Surf-Escape to Morocco

, January 28, 2011

A long way from the cold and miserable British winter, yet considerably closer and more economical than its Southern Hemisphere alternatives, Morocco is the perfect destination for the hibernating surfer.

It is not hard to convince a surfer to go to Morocco. The facts speak for themselves: Reeling right-hand point breaks, a subtropical climate, cheap living and vibrant culture all make for an unforgettable trip. Ask anyone who has been surfing in Morocco and you’ll soon be hearing about all-time session after all-time session.

Where to go

The heart of the Moroccan surf scene is a small fishing village, the legendary Taghazout. Roughly 40 minutes taxi ride from Agadir train station, it is easily accessible from most European capitals. The village’s main attraction is its location which is within walking distance of a number of top waves and a good starting point for longer trips. The various waves in and around Taghazout cater for surfers of all abilities with sandy bottomed beachies perfect for beginners and challenging rocky bottomed points and reef breaks for the intermediate and advanced surfers.


Anchors (or Ankas) is the most famous break of all, named after the ruined anchor factory on the headland. With the ability to hold huge swells, its green glassy walls peel for over a mile to justify its reputation. Because Anchors is so close to Taghazout, the water can get busy so get there at dawn if you don’t want to wait for waves.
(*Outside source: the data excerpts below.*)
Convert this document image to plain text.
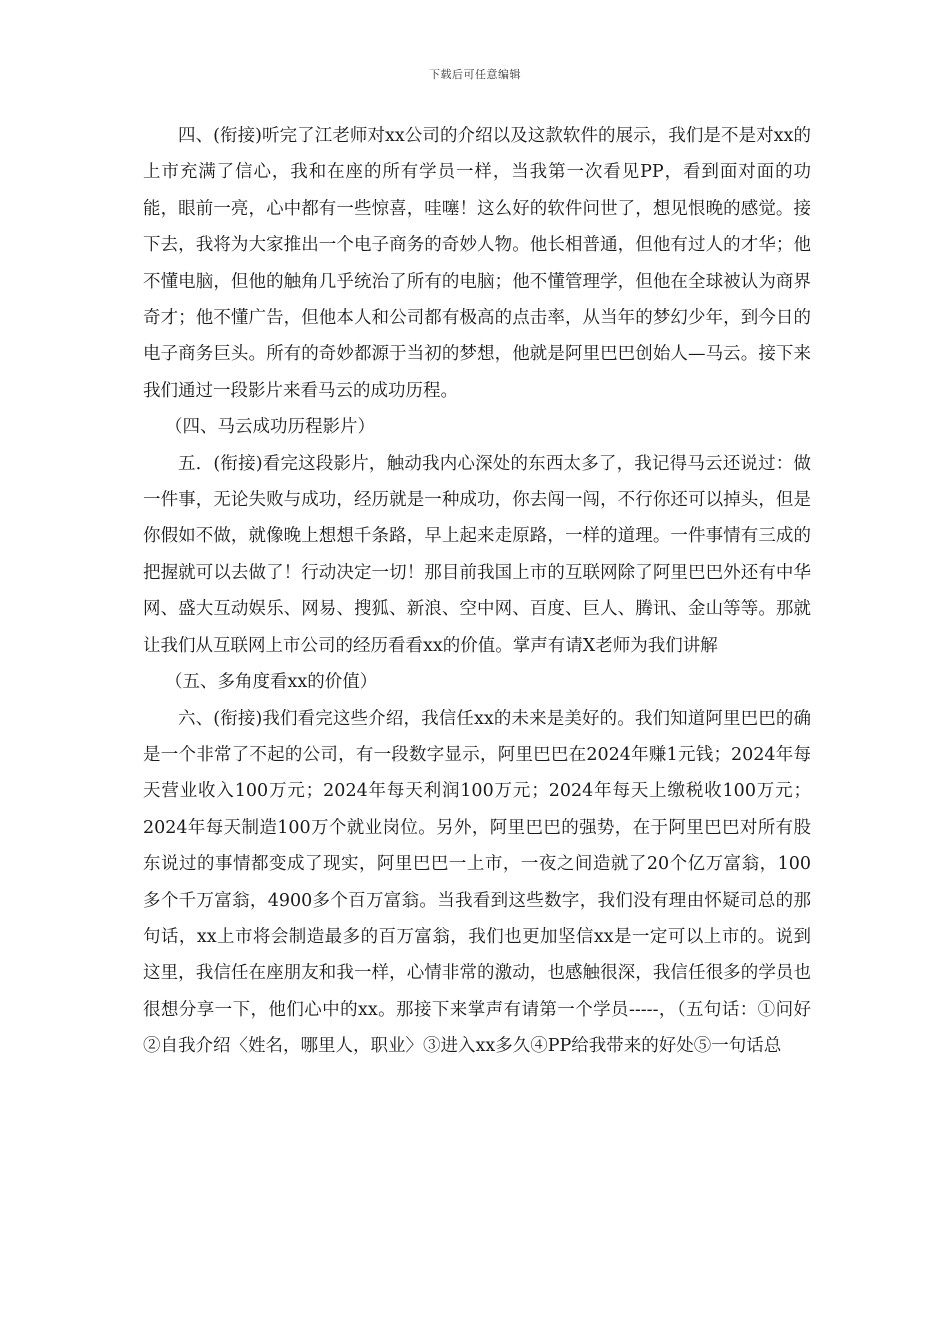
下载后可任意编辑

四、(衔接)听完了江老师对xx公司的介绍以及这款软件的展示，我们是不是对xx的上市充满了信心，我和在座的所有学员一样，当我第一次看见PP，看到面对面的功能，眼前一亮，心中都有一些惊喜，哇噻！这么好的软件问世了，想见恨晚的感觉。接下去，我将为大家推出一个电子商务的奇妙人物。他长相普通，但他有过人的才华；他不懂电脑，但他的触角几乎统治了所有的电脑；他不懂管理学，但他在全球被认为商界奇才；他不懂广告，但他本人和公司都有极高的点击率，从当年的梦幻少年，到今日的电子商务巨头。所有的奇妙都源于当初的梦想，他就是阿里巴巴创始人—马云。接下来我们通过一段影片来看马云的成功历程。

（四、马云成功历程影片）

五．(衔接)看完这段影片，触动我内心深处的东西太多了，我记得马云还说过：做一件事，无论失败与成功，经历就是一种成功，你去闯一闯，不行你还可以掉头，但是你假如不做，就像晚上想想千条路，早上起来走原路，一样的道理。一件事情有三成的把握就可以去做了！行动决定一切！那目前我国上市的互联网除了阿里巴巴外还有中华网、盛大互动娱乐、网易、搜狐、新浪、空中网、百度、巨人、腾讯、金山等等。那就让我们从互联网上市公司的经历看看xx的价值。掌声有请X老师为我们讲解

（五、多角度看xx的价值）

六、(衔接)我们看完这些介绍，我信任xx的未来是美好的。我们知道阿里巴巴的确是一个非常了不起的公司，有一段数字显示，阿里巴巴在2024年赚1元钱；2024年每天营业收入100万元；2024年每天利润100万元；2024年每天上缴税收100万元；2024年每天制造100万个就业岗位。另外，阿里巴巴的强势，在于阿里巴巴对所有股东说过的事情都变成了现实，阿里巴巴一上市，一夜之间造就了20个亿万富翁，100多个千万富翁，4900多个百万富翁。当我看到这些数字，我们没有理由怀疑司总的那句话，xx上市将会制造最多的百万富翁，我们也更加坚信xx是一定可以上市的。说到这里，我信任在座朋友和我一样，心情非常的激动，也感触很深，我信任很多的学员也很想分享一下，他们心中的xx。那接下来掌声有请第一个学员-----，（五句话：①问好②自我介绍〈姓名，哪里人，职业〉③进入xx多久④PP给我带来的好处⑤一句话总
Just north of Anchors are the Mysteries and La Source reefs, both best at high tide. Bear in mind that Mysteries is more likely to be crowded because of its proximity to Anchors whereas La Source is rarely that busy.

Anchor Point (© Rory Cumming)

Tearing down the next headland to the north is a wave called Killers, named after the Orcas sometimes sighted off the point. Here you have the choice of a 20 minute paddle out or a tricky rock jump. The wave is worth it. This is the swell magnet of the area, always bigger than Anchors, and normally less crowded: the extra distance from town and the long paddle tend to keep people away.
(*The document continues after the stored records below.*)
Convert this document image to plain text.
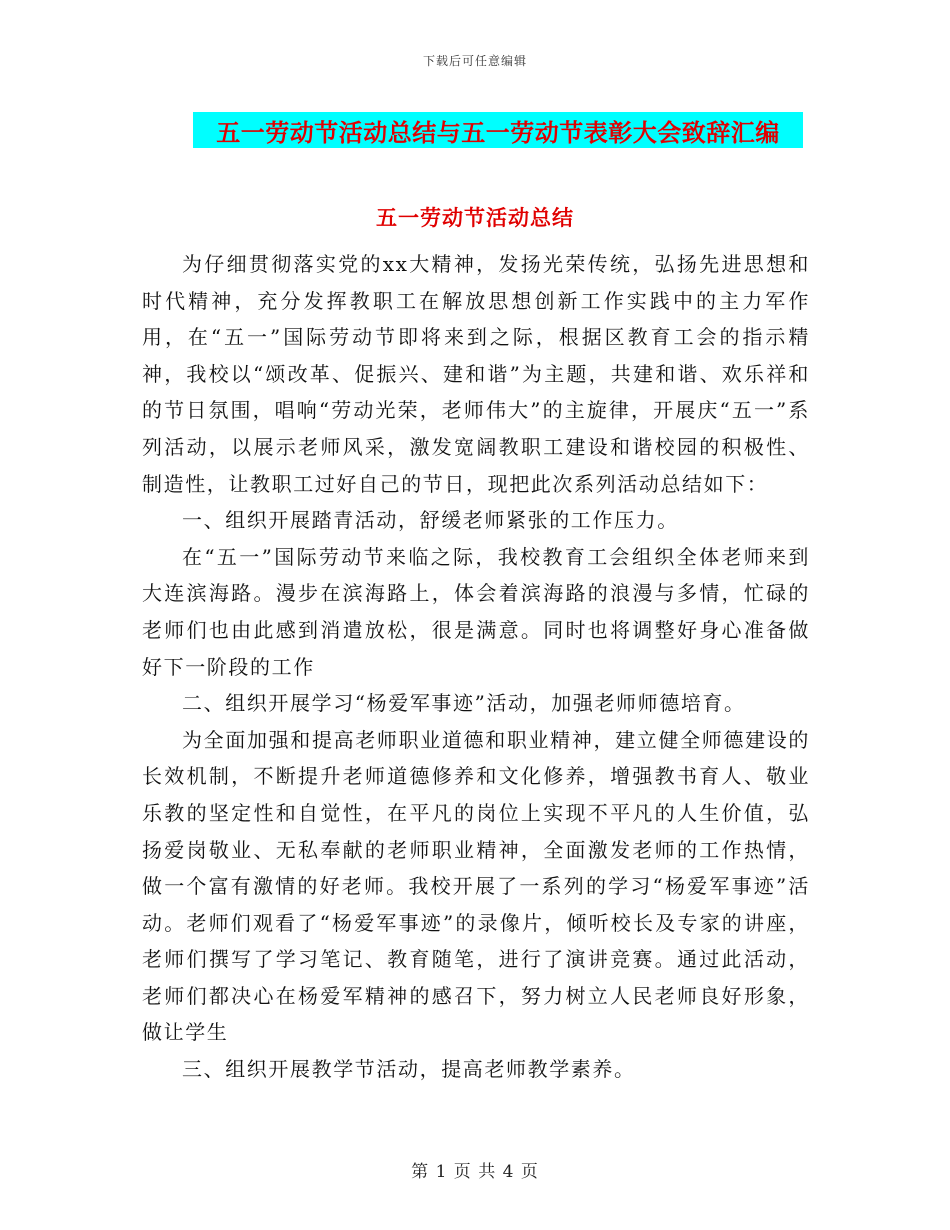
下载后可任意编辑
五一劳动节活动总结与五一劳动节表彰大会致辞汇编
五一劳动节活动总结

为仔细贯彻落实党的xx大精神，发扬光荣传统，弘扬先进思想和时代精神，充分发挥教职工在解放思想创新工作实践中的主力军作用，在“五一”国际劳动节即将来到之际，根据区教育工会的指示精神，我校以“颂改革、促振兴、建和谐”为主题，共建和谐、欢乐祥和的节日氛围，唱响“劳动光荣，老师伟大”的主旋律，开展庆“五一”系列活动，以展示老师风采，激发宽阔教职工建设和谐校园的积极性、制造性，让教职工过好自己的节日，现把此次系列活动总结如下：

一、组织开展踏青活动，舒缓老师紧张的工作压力。

在“五一”国际劳动节来临之际，我校教育工会组织全体老师来到大连滨海路。漫步在滨海路上，体会着滨海路的浪漫与多情，忙碌的老师们也由此感到消遣放松，很是满意。同时也将调整好身心准备做好下一阶段的工作

二、组织开展学习“杨爱军事迹”活动，加强老师师德培育。

为全面加强和提高老师职业道德和职业精神，建立健全师德建设的长效机制，不断提升老师道德修养和文化修养，增强教书育人、敬业乐教的坚定性和自觉性，在平凡的岗位上实现不平凡的人生价值，弘扬爱岗敬业、无私奉献的老师职业精神，全面激发老师的工作热情，做一个富有激情的好老师。我校开展了一系列的学习“杨爱军事迹”活动。老师们观看了“杨爱军事迹”的录像片，倾听校长及专家的讲座，老师们撰写了学习笔记、教育随笔，进行了演讲竞赛。通过此活动，老师们都决心在杨爱军精神的感召下，努力树立人民老师良好形象，做让学生

三、组织开展教学节活动，提高老师教学素养。

第 1 页 共 4 页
Further up the coast again you can’t miss Boilers, which is visible from the road: its defining characteristic is a huge ship’s boiler in the shallows near the point. Best at low-tide, this is a wave for experienced surfers with heavy, fast walls. The pitted rocky bottom makes entry and exit pretty tricky when it is big, and the paddling is unpredictable and stressful at times due to the amount of water moving around.

In Taghazout itself are Hash Point on the north side and Panoramas in the south: two more right handers, each with a good option if you can’t face the walk to Anchors.

Taghazout Beachfront (© Rory Cumming)

Just next to Panoramas, again right on the south side of the village is a long beach break which is perfect for beginners. Boards can be rented from surf shops in Taghazout and the 50m walk makes this a quick and easy surf.

On the headland halfway between Taghazout and Aourir is Tamraght, a tiny fishing village with three exceptional waves. The first is called Devil’s Rock, a good beginner’s wave with a sandy bottom. Look out for the fishermen on the rock and take the chance to buy some fresh fish. On the southern tip of the headland breaks Banana Point, a heavy racing right which can take you all the way into the beach on a good day. The third wave, on the southern side of the headland, is Banana Beach that’s a good one for beginners.

Useful information

  • November to March is the time to go as the big winter swells will ensure the points are firing.
  • Wavehunters have a villa overlooking the surf in Taghazout and offer package deals including lunch, qualified guidance and airport transfers. Surf Maroc are also expert in this area and have a villa in Taghazout as well as several other locations.
  • Try to respect Muslim culture wherever possible. Women should avoid showing too much skin while in town. You will find that a smile the local greeeting, salam, go a long way.
  • Check out for details on how to get the ferry and train to Agadir. From here Taghazout is only a  5-mile taxi ride away.